1990 - Volume #14, Issue #4, Page #15[ Sample Stories From This Issue | List of All Stories In This Issue | Print this story | Read this issue]
New Biodegradable field marker flags
The white flags are visible from more than a half mile away. They consist of heavy paper napkins glued to 2-ft. long wooden dowels that are pushed into the ground.
"Bio-flags are a sound alternative to wire flags because they're completely biodegradable," says Warner. "A forgotten wire flag can become entangled in farm implements resulting in costly repairs and `down time' in the field. Bio-flags eventually break down and they won't hurt a combine cutterbar at harvest. They work great for a number of uses. I use them at planting to strike up straight rows. I use a two-planter system and split a field down the middle with one planter seeding on one side and a second planter on the other side. The flags help distinguish where the field should be split. Probably their biggest use is to reduce skips and overlaps during fertilizer and pesticide applications by eliminating the guesswork. They're less expensive than foam markers and are more accurate and safer to use than flagmen. One bundle of 48 flags is enough to cover a quarter section field with a 50-ft. spray boom.

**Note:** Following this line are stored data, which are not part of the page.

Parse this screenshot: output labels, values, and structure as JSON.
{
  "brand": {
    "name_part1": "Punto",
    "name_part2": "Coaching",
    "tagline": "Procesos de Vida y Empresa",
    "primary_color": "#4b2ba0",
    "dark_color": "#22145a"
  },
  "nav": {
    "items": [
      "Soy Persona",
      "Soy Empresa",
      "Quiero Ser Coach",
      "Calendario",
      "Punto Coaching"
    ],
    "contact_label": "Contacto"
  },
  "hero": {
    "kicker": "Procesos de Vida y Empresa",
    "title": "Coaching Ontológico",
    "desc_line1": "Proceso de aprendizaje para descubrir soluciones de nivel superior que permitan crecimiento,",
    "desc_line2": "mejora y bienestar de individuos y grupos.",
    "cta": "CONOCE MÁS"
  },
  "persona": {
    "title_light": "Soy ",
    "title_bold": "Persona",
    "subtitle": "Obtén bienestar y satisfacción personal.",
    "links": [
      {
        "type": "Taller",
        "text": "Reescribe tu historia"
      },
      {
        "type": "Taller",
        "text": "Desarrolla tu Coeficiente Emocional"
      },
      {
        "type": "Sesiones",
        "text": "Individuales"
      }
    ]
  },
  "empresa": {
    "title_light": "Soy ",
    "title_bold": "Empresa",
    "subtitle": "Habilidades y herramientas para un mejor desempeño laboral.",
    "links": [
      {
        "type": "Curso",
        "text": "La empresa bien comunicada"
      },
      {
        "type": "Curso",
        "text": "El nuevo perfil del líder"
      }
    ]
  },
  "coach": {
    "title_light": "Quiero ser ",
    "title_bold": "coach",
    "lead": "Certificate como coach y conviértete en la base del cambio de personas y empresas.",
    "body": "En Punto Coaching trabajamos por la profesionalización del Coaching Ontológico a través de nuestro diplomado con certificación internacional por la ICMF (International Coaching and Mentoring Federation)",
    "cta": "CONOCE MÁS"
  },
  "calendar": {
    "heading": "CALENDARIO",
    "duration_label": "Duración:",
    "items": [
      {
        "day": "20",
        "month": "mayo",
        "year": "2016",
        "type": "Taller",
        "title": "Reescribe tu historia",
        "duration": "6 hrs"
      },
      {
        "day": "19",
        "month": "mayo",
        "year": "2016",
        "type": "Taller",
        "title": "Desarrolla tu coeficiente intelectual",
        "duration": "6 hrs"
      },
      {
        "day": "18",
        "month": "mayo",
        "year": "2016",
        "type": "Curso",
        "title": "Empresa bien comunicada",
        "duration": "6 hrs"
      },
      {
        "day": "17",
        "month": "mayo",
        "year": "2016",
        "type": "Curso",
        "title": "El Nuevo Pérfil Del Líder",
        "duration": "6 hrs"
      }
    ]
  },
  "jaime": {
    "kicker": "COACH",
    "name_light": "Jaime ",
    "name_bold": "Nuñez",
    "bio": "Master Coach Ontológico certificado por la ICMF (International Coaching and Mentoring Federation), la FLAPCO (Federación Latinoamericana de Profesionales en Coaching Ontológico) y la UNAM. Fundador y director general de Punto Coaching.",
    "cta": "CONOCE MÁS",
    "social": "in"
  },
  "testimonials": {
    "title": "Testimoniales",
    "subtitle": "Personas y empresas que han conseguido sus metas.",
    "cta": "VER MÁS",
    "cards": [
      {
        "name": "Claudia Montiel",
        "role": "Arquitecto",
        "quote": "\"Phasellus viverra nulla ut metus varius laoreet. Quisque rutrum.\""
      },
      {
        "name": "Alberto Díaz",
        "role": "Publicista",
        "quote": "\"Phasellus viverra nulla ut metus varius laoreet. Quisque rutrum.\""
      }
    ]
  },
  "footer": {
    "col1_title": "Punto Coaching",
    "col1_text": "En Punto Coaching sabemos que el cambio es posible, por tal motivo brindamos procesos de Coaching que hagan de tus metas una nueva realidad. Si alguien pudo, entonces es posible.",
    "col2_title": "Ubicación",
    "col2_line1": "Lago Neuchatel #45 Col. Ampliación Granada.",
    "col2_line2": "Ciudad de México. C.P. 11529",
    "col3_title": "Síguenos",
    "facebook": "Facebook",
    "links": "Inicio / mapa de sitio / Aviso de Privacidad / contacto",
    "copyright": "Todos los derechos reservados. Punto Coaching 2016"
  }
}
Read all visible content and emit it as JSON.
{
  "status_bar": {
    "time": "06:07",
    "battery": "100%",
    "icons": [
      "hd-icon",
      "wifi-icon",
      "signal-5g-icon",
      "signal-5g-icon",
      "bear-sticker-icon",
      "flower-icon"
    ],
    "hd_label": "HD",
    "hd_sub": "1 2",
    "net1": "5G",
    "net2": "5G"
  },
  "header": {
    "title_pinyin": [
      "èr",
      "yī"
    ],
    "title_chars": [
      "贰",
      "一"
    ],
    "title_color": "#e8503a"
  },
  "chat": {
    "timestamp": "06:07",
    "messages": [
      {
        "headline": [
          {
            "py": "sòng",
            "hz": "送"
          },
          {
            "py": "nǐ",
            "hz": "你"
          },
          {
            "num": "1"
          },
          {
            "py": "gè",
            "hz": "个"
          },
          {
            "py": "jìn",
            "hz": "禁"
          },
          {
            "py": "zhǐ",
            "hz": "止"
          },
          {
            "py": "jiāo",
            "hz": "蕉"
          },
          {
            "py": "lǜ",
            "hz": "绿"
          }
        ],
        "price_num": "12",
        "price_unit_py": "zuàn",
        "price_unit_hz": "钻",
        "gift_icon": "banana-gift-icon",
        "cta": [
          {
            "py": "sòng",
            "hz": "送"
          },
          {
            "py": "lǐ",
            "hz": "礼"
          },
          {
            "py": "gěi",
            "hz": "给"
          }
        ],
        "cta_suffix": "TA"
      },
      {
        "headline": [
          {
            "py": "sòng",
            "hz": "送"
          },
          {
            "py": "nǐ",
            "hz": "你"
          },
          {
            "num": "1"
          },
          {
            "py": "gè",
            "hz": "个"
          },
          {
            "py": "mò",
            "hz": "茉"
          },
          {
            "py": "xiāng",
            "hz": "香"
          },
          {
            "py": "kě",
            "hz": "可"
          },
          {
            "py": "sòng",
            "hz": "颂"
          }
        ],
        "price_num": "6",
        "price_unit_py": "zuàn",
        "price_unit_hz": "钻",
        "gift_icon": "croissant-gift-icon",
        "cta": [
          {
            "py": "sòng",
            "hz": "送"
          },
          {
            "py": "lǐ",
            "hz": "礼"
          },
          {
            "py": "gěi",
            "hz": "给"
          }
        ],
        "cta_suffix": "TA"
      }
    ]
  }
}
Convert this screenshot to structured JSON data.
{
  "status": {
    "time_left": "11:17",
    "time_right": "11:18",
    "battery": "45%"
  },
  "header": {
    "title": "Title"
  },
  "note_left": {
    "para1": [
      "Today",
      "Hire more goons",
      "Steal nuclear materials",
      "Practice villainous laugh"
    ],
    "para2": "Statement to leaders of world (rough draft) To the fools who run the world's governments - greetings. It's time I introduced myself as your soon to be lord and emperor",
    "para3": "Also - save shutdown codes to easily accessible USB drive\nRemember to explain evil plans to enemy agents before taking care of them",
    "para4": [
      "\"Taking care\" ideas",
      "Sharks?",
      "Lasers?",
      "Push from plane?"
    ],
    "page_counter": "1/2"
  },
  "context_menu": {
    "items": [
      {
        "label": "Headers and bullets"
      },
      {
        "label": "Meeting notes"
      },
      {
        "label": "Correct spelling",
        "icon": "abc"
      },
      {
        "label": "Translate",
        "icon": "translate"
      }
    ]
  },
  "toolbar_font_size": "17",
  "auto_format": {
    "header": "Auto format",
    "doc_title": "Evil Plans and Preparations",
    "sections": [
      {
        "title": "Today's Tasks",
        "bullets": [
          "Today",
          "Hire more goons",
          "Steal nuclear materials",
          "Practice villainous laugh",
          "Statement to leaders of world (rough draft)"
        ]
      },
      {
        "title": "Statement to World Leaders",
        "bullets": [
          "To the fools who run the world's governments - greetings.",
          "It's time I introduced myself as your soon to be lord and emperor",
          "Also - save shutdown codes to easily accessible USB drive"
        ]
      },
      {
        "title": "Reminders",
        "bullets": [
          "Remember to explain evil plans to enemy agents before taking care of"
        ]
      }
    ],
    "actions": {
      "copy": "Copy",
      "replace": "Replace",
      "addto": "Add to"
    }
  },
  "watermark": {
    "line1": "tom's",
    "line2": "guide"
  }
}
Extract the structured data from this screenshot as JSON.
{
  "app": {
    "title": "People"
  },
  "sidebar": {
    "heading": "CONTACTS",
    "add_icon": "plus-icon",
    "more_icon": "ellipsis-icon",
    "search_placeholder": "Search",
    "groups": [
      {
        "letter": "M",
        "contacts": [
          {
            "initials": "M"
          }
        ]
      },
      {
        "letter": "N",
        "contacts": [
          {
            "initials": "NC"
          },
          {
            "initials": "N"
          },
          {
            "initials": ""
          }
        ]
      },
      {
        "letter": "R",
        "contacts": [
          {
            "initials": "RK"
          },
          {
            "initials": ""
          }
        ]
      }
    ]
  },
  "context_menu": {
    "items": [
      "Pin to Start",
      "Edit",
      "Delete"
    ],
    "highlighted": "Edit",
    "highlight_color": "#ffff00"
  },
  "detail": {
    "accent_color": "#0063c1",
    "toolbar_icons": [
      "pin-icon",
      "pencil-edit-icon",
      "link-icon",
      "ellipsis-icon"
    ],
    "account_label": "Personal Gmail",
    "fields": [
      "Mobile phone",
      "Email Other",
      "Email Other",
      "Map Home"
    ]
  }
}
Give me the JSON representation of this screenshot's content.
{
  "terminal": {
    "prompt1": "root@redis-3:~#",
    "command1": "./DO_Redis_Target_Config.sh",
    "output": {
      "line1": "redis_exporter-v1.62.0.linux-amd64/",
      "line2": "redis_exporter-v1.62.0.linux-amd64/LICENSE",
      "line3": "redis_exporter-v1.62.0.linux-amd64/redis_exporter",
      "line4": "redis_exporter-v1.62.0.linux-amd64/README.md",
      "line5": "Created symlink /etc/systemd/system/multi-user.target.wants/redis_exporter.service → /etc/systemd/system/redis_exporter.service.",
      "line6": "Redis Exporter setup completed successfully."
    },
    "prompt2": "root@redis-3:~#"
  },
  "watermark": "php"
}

"In addition, they work great for spot spraying weeds. I saved almost $1,000 on one wheat field alone last year by spot spraying 30 acres of wild oats instead of spraying the entire 100 acres. At the begin-' ning of a wild-oat patch I place a flag leaning to the right to signal where the sprayer should be turned on. I place another flag at the end of a patch leaning left to signal where the sprayer should be turned off. Farmers can use them on CRP (Conservation Reserve Program) acres to spray for grasshoppers. Foam is more difficult to use and disappears into the grass. Bio-flags are made up to 4 ft. long for taller grass. An-other drawback of using foam is that it's hard to drive straight when you're constantly looking left or right to see if the end of the sprayer boom is lined up properly."
Warner also uses the flags to establish boundaries for grid soil testing. Under the grid system, he divides a field into 10 to 16-acre sections and takes a soil sample from each section. Bio-flags form the grids, establishing a perimeter in the field where soil samples need to be taken. "The flags can also be used at harvest to help measure how a crop yields and to mark field rounds at planting. I place a flag in the soil each time I fill seed or fertilizer so I know how many rounds were made with each fill. They last surprisingly well in winds up to 50 mph. They do disintegrate in a hard thunderstorm with high winds."
Bio-flags are sold in bundles of 48 at a retail price of about $16.50/per bundle plus shipping, depending on quantity.